= Risk-utility test =

Legal test for determining if a product is defective

A risk-utility test is a test used in product liability legal disputes to determine whether a product's design or warning is defective, thereby making the manufacturer liable for injuries caused by its product.

The manufacturer is held liable under the risk-utility test if the probability of injury times the gravity of injury under the current product design is more than the cost of a reasonable-alternative design plus the diminished utility resulting from modifying the design.

More simply, the court considers if the economic costs (determined from likely lawsuits) are higher than the cost of changing the product design (ex: installing a plastic guard) plus the loss of use of the product (ex: the new guard makes it harder to use the product).
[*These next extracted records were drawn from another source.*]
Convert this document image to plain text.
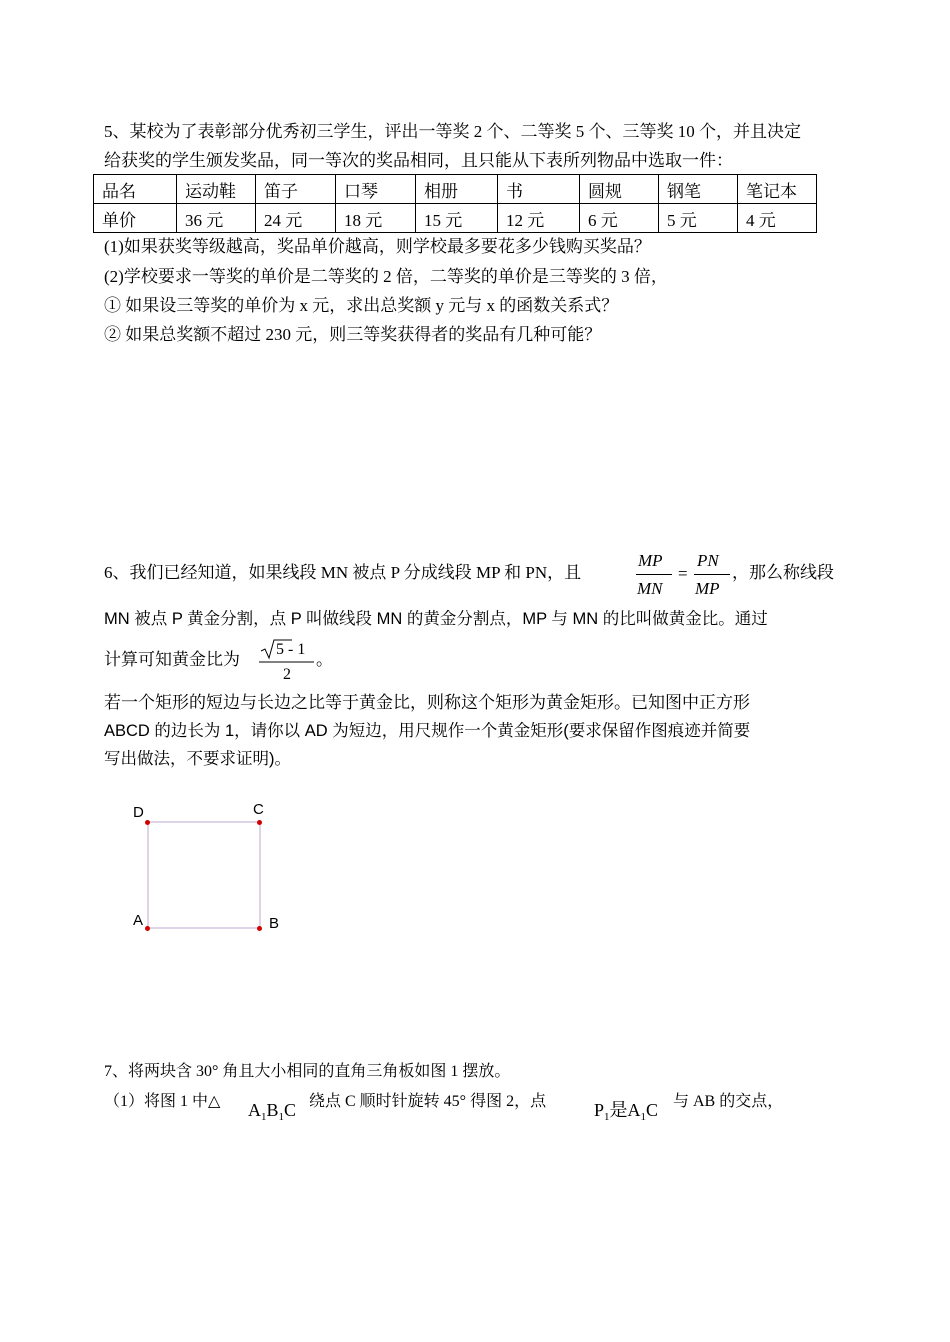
5、某校为了表彰部分优秀初三学生，评出一等奖 2 个、二等奖 5 个、三等奖 10 个，并且决定
给获奖的学生颁发奖品，同一等次的奖品相同，且只能从下表所列物品中选取一件：
品名	运动鞋	笛子	口琴	相册	书	圆规	钢笔	笔记本
单价	36 元	24 元	18 元	15 元	12 元	6 元	5 元	4 元
(1)如果获奖等级越高，奖品单价越高，则学校最多要花多少钱购买奖品？
(2)学校要求一等奖的单价是二等奖的 2 倍，二等奖的单价是三等奖的 3 倍，
① 如果设三等奖的单价为 x 元，求出总奖额 y 元与 x 的函数关系式？
② 如果总奖额不超过 230 元，则三等奖获得者的奖品有几种可能？
6、我们已经知道，如果线段 MN 被点 P 分成线段 MP 和 PN，且
MP
MN
=
PN
MP
，那么称线段
MN 被点 P 黄金分割，点 P 叫做线段 MN 的黄金分割点，MP 与 MN 的比叫做黄金比。通过
计算可知黄金比为
5 - 1
2
。
若一个矩形的短边与长边之比等于黄金比，则称这个矩形为黄金矩形。已知图中正方形
ABCD 的边长为 1，请你以 AD 为短边，用尺规作一个黄金矩形(要求保留作图痕迹并简要
写出做法，不要求证明)。
D	C
A	B
7、将两块含 30° 角且大小相同的直角三角板如图 1 摆放。
（1）将图 1 中△ $A_1B_1C$ 绕点 C 顺时针旋转 45° 得图 2，点	$P_1$是$A_1C$ 与 AB 的交点，
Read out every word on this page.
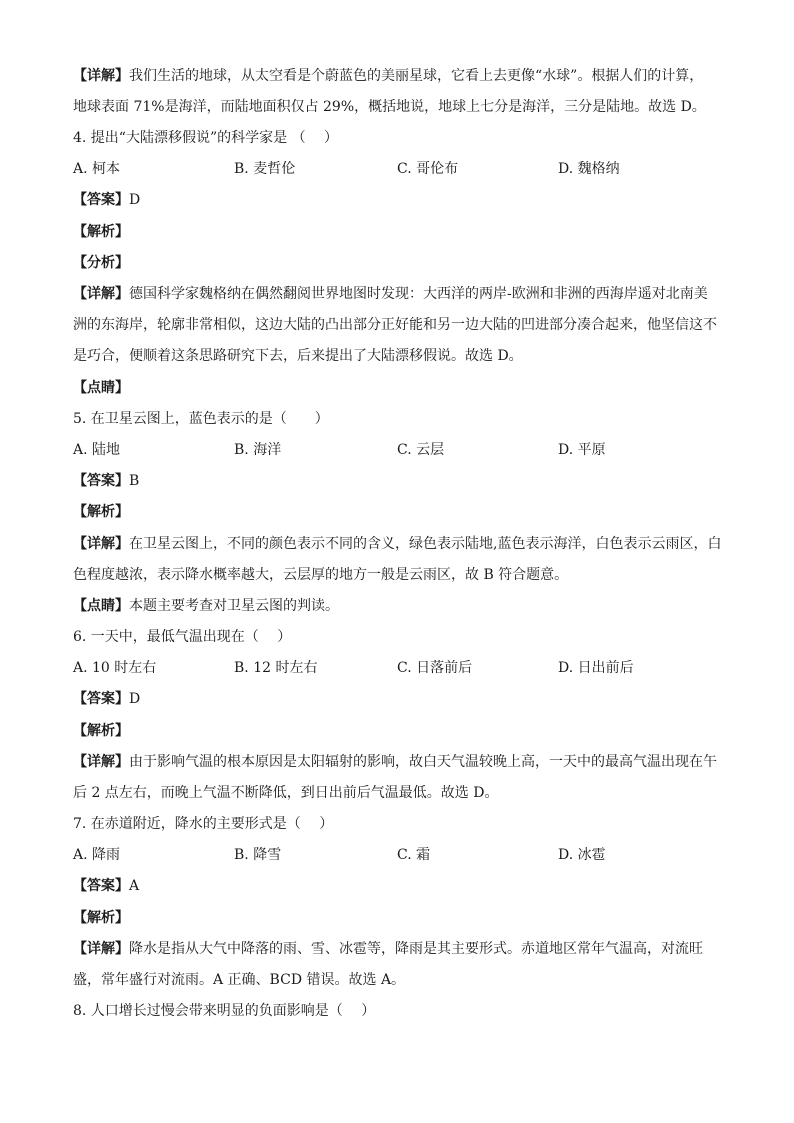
【详解】我们生活的地球，从太空看是个蔚蓝色的美丽星球，它看上去更像“水球”。根据人们的计算，
地球表面 71%是海洋，而陆地面积仅占 29%，概括地说，地球上七分是海洋，三分是陆地。故选 D。
4. 提出“大陆漂移假说”的科学家是 （　 ）
A. 柯本	B. 麦哲伦	C. 哥伦布	D. 魏格纳
【答案】D
【解析】
【分析】
【详解】德国科学家魏格纳在偶然翻阅世界地图时发现：大西洋的两岸-欧洲和非洲的西海岸遥对北南美
洲的东海岸，轮廓非常相似，这边大陆的凸出部分正好能和另一边大陆的凹进部分凑合起来，他坚信这不
是巧合，便顺着这条思路研究下去，后来提出了大陆漂移假说。故选 D。
【点睛】
5. 在卫星云图上，蓝色表示的是（　　）
A. 陆地	B. 海洋	C. 云层	D. 平原
【答案】B
【解析】
【详解】在卫星云图上，不同的颜色表示不同的含义，绿色表示陆地,蓝色表示海洋，白色表示云雨区，白
色程度越浓，表示降水概率越大，云层厚的地方一般是云雨区，故 B 符合题意。
【点睛】本题主要考查对卫星云图的判读。
6. 一天中，最低气温出现在（　 ）
A. 10 时左右	B. 12 时左右	C. 日落前后	D. 日出前后
【答案】D
【解析】
【详解】由于影响气温的根本原因是太阳辐射的影响，故白天气温较晚上高，一天中的最高气温出现在午
后 2 点左右，而晚上气温不断降低，到日出前后气温最低。故选 D。
7. 在赤道附近，降水的主要形式是（　 ）
A. 降雨	B. 降雪	C. 霜	D. 冰雹
【答案】A
【解析】
【详解】降水是指从大气中降落的雨、雪、冰雹等，降雨是其主要形式。赤道地区常年气温高，对流旺
盛，常年盛行对流雨。A 正确、BCD 错误。故选 A。
8. 人口增长过慢会带来明显的负面影响是（　 ）
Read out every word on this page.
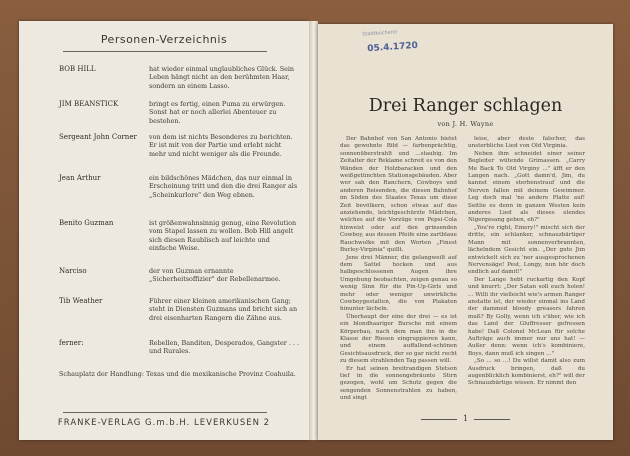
Personen-Verzeichnis
BOB HILL	hat wieder einmal unglaubliches Glück. Sein Leben hängt nicht an den berühmten Haar, sondern an einem Lasso.
JIM BEANSTICK	bringt es fertig, einen Puma zu erwürgen. Sonst hat er noch allerlei Abenteuer zu bestehen.
Sergeant John Corner	von dem ist nichts Besonderes zu berichten. Er ist mit von der Partie und erlebt nicht mehr und nicht weniger als die Freunde.
Jean Arthur	ein bildschönes Mädchen, das nur einmal in Erscheinung tritt und den die drei Ranger als „Scheinkurlore" den Weg ebnen.
Benito Guzman	ist größenwahnsinnig genug, eine Revolution vom Stapel lassen zu wollen. Bob Hill angelt sich diesen Raublisch auf leichte und einfache Weise.
Narciso	der von Guzman ernannte „Sicherheitsoffizier" der Rebellenarmee.
Tib Weather	Führer einer kleinen amerikanischen Gang; steht in Diensten Guzmans und bricht sich an drei eisenharten Rangern die Zähne aus.
ferner:	Rebellen, Banditen, Desperados, Gangster . . . und Rurales.
Schauplatz der Handlung: Texas und die mexikanische Provinz Coahuila.
FRANKE-VERLAG G.m.b.H. LEVERKUSEN 2
Stadtbücherei
05.4.1720
Drei Ranger schlagen
von J. H. Wayne

Der Bahnhof von San Antonio bietet das gewohnte Bild — farbenprächtig, sonnenüberstrahlt und ...staubig. Im Zeitalter der Reklame schreit es von den Wänden der Holzbaracken und den weißgetünchten Stationsgebäuden. Aber wer sah den Ranchern, Cowboys und anderen Reisenden, die diesen Bahnhof im Süden des Staates Texas um diese Zeit bevölkern, schon etwas auf das anziehende, leichtgeschürzte Mädchen, welches auf die Vorzüge von Pepsi-Cola hinweist oder auf den grinsenden Cowboy, aus dessen Pfeife eine zartblaue Rauchwolke mit den Worten „Finest Burley-Virginia" quillt.

Jene drei Männer, die gelangweilt auf dem Sattel hocken und aus halbgeschlossenen Augen ihre Umgebung beobachten, zeigen genau so wenig Sinn für die Pin-Up-Girls und mehr oder weniger unwirkliche Cowboygestalten, die von Plakaten hinunter lächeln.

Überhaupt der eine der drei — es ist ein blondhaariger Bursche mit einem Körperbau, nach dem man ihn in die Klasse der Riesen eingruppieren kann, und einem auffallend-schönen Gesichtsausdruck, der so gar nicht recht zu diesem strahlenden Tag passen will.

Er hat seinen breitrandigen Stetson tief in die sonnengebräunte Stirn gezogen, wohl um Schutz gegen die sengenden Sonnenstrahlen zu haben, und singt

leise, aber deste falscher, das unsterbliche Lied von Old Virginia.

Neben ihm schneidet einer seiner Begleiter wütende Grimassen. „Carry Me Back To Old Virginy ..." äfft er den Langen nach. „Gott damn'd, Jim, du kannst einem sterbenstrauf und die Nerven fallen mit deinem Gewimmer. Leg doch mal 'ne andere Platte auf! Seitlie es denn in ganzen Westen kein anderes Lied als dieses elendes Nigergesang geben, eh?"

„You're right, Emery!" mischt sich der dritte, ein schlanker, schnauzbärtiger Mann mit sonnenverbrannten, lächelndem Gesicht ein. „Der gute Jim entwickelt sich zu 'ner ausgesprochenen Nervensäge! Pest, Longy, nun hör doch endlich auf damit!"

Der Lange hebt ruckartig den Kopf und knurrt: „Der Satan soll euch holen! ... Willi ihr vielleicht wie's armen Ranger anstatte ist, der wieder einmal ins Land der dammed bloody greasers fahren muß? By Golly, wenn ich s'über, wie ich das Land der Gluffresser gefressen habe! Daß Colonel McLean für solche Aufträge auch immer nur uns hat! — Außer denn: wenn ich's kombiniere, Boys, dann muß ich singen ..."

„So ... so ...! Du willst damit also zum Ausdruck bringen, daß du augenblicklich kombinierst, eh?" will der Schnauzbärtige wissen. Er nimmt den

1
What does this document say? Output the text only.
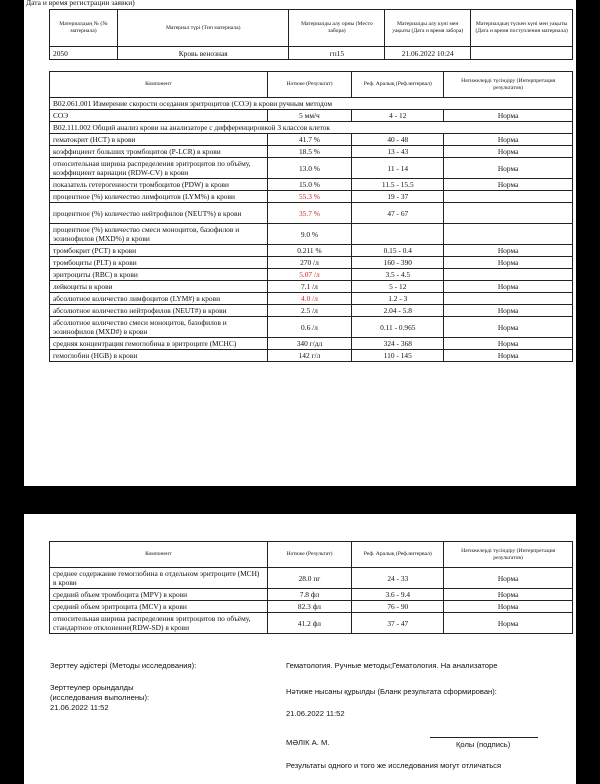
Дата и время регистрации заявки)
Материалдың № (№ материала)	Материал түрі (Тип материала)	Материалды алу орны (Место забора)	Материалды алу күні мен уақыты (Дата и время забора)	Материалдың түскен күні мен уақыты (Дата и время поступления материала)
2050	Кровь венозная	гп15	21.06.2022 10:24	
Компонент	Нәтиже (Результат)	Реф. Аралық (Реф.интервал)	Нәтижелерді түсіндіру (Интерпретация результатов)
B02.061.001 Измерение скорости оседания эритроцитов (СОЭ) в крови ручным методом			
СОЭ	5 мм/ч	4 - 12	Норма
B02.111.002 Общий анализ крови на анализаторе с дифференцировкой 3 классов клеток			
гематокрит (HCT) в крови	41.7 %	40 - 48	Норма
коэффициент больших тромбоцитов (P-LCR) в крови	18.5 %	13 - 43	Норма
относительная ширина распределения эритроцитов по объёму, коэффициент вариации (RDW-CV) в крови	13.0 %	11 - 14	Норма
показатель гетерогенности тромбоцитов (PDW) в крови	15.0 %	11.5 - 15.5	Норма
процентное (%) количество лимфоцитов (LYM%) в крови	55.3 %	19 - 37	
процентное (%) количество нейтрофилов (NEUT%) в крови	35.7 %	47 - 67	
процентное (%) количество смеси моноцитов, базофилов и эозинофилов (MXD%) в крови	9.0 %		
тромбокрит (PCT) в крови	0.211 %	0.15 - 0.4	Норма
тромбоциты (PLT) в крови	270 /л	160 - 390	Норма
эритроциты (RBC) в крови	5.07 /л	3.5 - 4.5	
лейкоциты в крови	7.1 /л	5 - 12	Норма
абсолютное количество лимфоцитов (LYM#) в крови	4.0 /л	1.2 - 3	
абсолютное количество нейтрофилов (NEUT#) в крови	2.5 /л	2.04 - 5.8	Норма
абсолютное количество смеси моноцитов, базофилов и эозинофилов (MXD#) в крови	0.6 /л	0.11 - 0.965	Норма
средняя концентрация гемоглобина в эритроците (MCHC)	340 г/дл	324 - 368	Норма
гемоглобин (HGB) в крови	142 г/л	110 - 145	Норма
Компонент	Нәтиже (Результат)	Реф. Аралық (Реф.интервал)	Нәтижелерді түсіндіру (Интерпретация результатов)
среднее содержание гемоглобина в отдельном эритроците (MCH) в крови	28.0 пг	24 - 33	Норма
средний объем тромбоцита (MPV) в крови	7.8 фл	3.6 - 9.4	Норма
средний объем эритроцита (MCV) в крови	82.3 фл	76 - 90	Норма
относительная ширина распределения эритроцитов по объёму, стандартное отклонение(RDW-SD) в крови	41.2 фл	37 - 47	Норма
Зерттеу әдістері (Методы исследования):	Гематология. Ручные методы;Гематология. На анализаторе
Зерттеулер орындалды
(исследования выполнены):
21.06.2022 11:52
Нәтиже нысаны құрылды (Бланк результата сформирован):
21.06.2022 11:52
МӘЛІК А. М.	Қолы (подпись)
Результаты одного и того же исследования могут отличаться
Generally, the simplest way to think of the risk-utility test is the Hand Formula applied to products.

The Third Restatement of the Law, Torts: Products Liability §2(b) favors the risk-utility test over the Second Restatement of the Law, Torts §402(a), which favored the consumer expectations test. §2(b) states, in part, "A product is defective when, at the time of sale or distribution...is defective in design. A product is defective in design when the foreseeable risks of harm posed by the product could have been reduced or avoided by the adoption of a reasonable alternative design by the seller or other distributor, or a predecessor in the commercial chain of distribution, and the omission of the alternative design renders the product not reasonably safe."